Back home, I re-read my favorite play about Joan of Arc, namely Saint Joan by Bernard Shaw (1856-1950). Unlike Schiller, Verdi and Tchaikovsky, all of whom have Joan die heroically in battle (which she herself would no doubt have preferred), Shaw goes back to the historical facts of the matter and recognizes that she was tried for heresy, convicted and burned at the stake in 1431. He contends that she had a fair trial, by the standards of the time. She was not tortured, for example, to obtain a confession.
Twenty-five years after her death, another trial was held in which Joan was completely rehabilitated. While Shaw was satisfied with the result of this second trial, he said it was not nearly as fair and impartial as the first. Joan’s rehabilitation was very much in the interest of the French King Charles VII, who did not want to be known as someone who had been crowned by a heretic.

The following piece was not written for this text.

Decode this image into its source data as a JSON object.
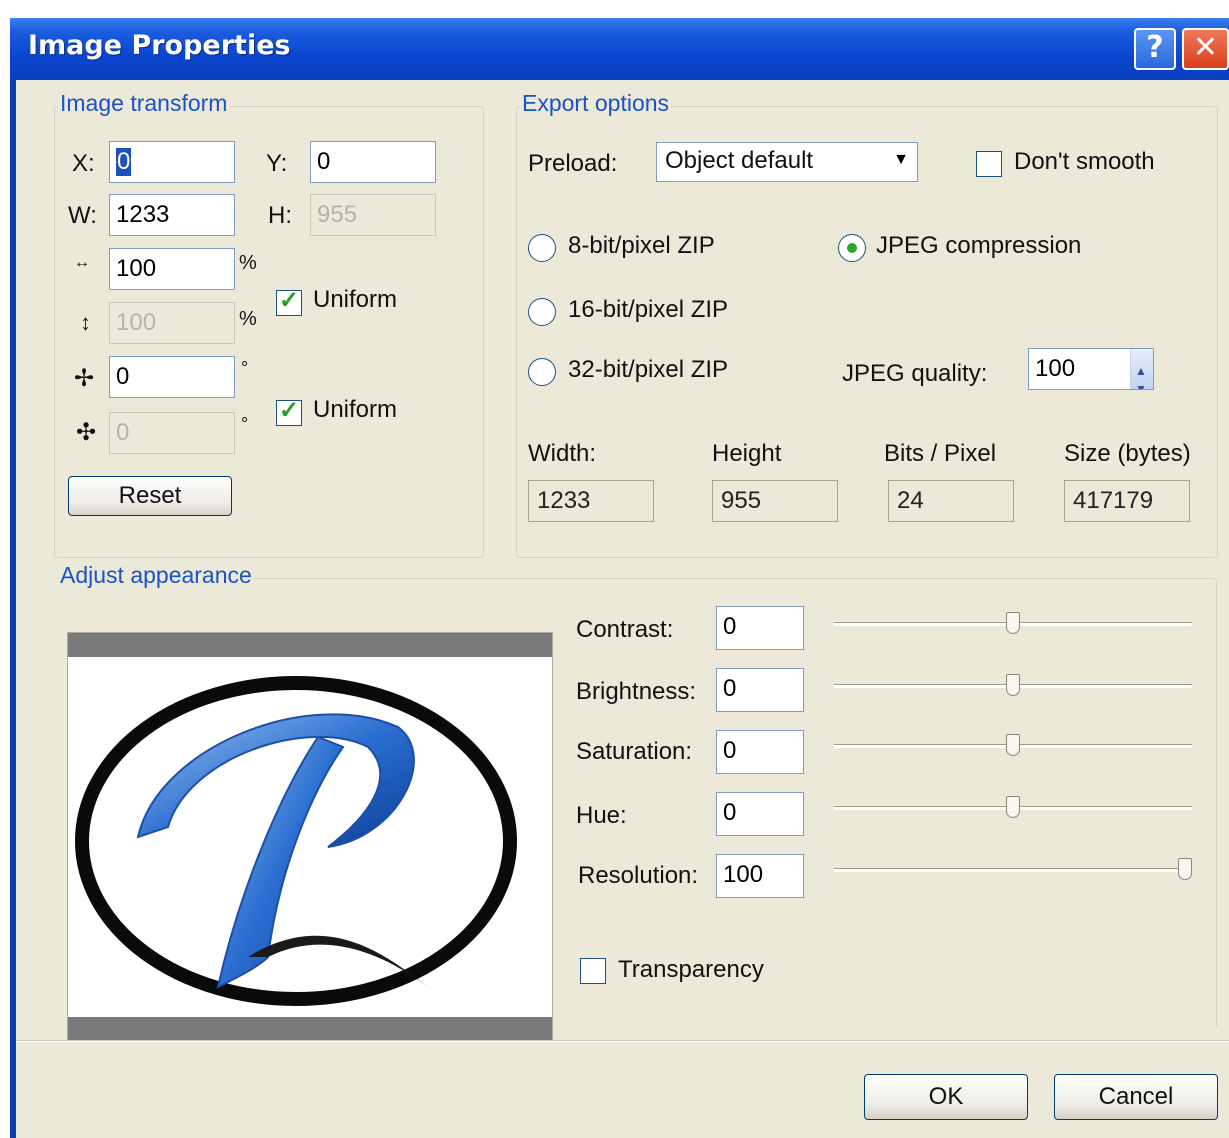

Shaw’s play appeared in 1923, three-and-a-half years after Joan was officially canonized as a Saint by the Catholic Church, to him illustrating the thin line between sainthood and heresy. He even discusses the (admittedly remote) possibility that the church might someday canonize Galileo Galilei, who was convicted of heresy in 1633 for asserting that the Earth revolves around the Sun. Comparing Joan and Galileo, Shaw points out (in his preface, page 40) that Joan “never doubted that the sun went round the earth; she had seen it do so too often.”
My photos and text in this post are from 2022.